Esa noche Coraline se tumbó en la cama después de bañarse y cepillarse
los dientes, y se puso a mirar el techo con los ojos muy abiertos.
Hacía bastante calor, y como la mano se había ido, abrió de par en par la
ventana de su habitación. Le había pedido a su padre que no echase del todo las
cortinas.
Su nuevo uniforme escolar estaba cuidadosamente colocado sobre la silla
para que se lo pusiera al levantarse.
Por lo general, en la noche previa al primer día del curso Coraline se
sentía inquieta y nerviosa.

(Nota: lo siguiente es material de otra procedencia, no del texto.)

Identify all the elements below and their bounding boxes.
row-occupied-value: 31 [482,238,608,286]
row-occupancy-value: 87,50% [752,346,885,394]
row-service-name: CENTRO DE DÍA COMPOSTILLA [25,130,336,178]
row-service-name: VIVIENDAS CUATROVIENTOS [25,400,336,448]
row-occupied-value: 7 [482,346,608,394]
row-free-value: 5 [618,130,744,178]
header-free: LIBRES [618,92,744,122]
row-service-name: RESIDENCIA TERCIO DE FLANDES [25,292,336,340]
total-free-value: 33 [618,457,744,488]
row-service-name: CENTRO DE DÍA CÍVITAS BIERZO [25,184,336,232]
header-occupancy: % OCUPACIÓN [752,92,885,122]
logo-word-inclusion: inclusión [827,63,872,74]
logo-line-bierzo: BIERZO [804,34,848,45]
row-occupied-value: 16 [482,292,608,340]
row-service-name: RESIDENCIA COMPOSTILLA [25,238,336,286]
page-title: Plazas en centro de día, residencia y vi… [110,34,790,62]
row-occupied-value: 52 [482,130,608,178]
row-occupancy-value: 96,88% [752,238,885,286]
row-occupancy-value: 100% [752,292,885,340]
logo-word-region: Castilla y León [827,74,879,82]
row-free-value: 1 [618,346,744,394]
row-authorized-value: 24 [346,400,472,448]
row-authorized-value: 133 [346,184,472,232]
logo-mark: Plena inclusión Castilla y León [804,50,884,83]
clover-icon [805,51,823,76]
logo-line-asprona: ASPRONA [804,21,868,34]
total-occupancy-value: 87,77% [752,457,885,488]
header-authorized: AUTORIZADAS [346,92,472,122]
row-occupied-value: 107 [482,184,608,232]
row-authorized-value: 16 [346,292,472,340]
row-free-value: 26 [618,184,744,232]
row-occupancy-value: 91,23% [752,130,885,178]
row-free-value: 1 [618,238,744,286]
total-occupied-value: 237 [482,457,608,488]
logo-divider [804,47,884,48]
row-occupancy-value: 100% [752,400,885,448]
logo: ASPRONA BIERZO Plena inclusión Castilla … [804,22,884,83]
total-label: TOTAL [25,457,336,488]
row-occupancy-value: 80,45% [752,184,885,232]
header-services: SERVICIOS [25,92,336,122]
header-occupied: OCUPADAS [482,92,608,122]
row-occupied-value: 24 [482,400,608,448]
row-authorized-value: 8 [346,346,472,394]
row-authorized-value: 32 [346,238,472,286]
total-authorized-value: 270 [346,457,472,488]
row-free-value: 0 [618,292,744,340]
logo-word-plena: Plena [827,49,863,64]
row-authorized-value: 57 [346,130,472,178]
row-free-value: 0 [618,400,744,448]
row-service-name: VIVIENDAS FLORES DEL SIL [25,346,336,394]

Pero entonces comprendió que nunca volvería a darle
miedo nada relacionado con el colegio.
Le pareció que el aire de la noche le llevaba una música celestial: el
tipo de música que sólo se interpreta con diminutos trombones, trompetas y
fagots de plata, con flautines y tubas tan pequeños y frágiles que sus botones
sólo los pueden tocar los rosados deditos de los ratones blancos.
Coraline se imaginó que regresaba al sueño en que jugaba con las dos
niñas y el niño, y sonrió.
Cuando asomaron las primeras estrellas, Coraline se durmió
definitivamente mientras la suave música del circo de ratones invadía el aire
cálido del anochecer, anunciándole al mundo que el verano casi había terminado.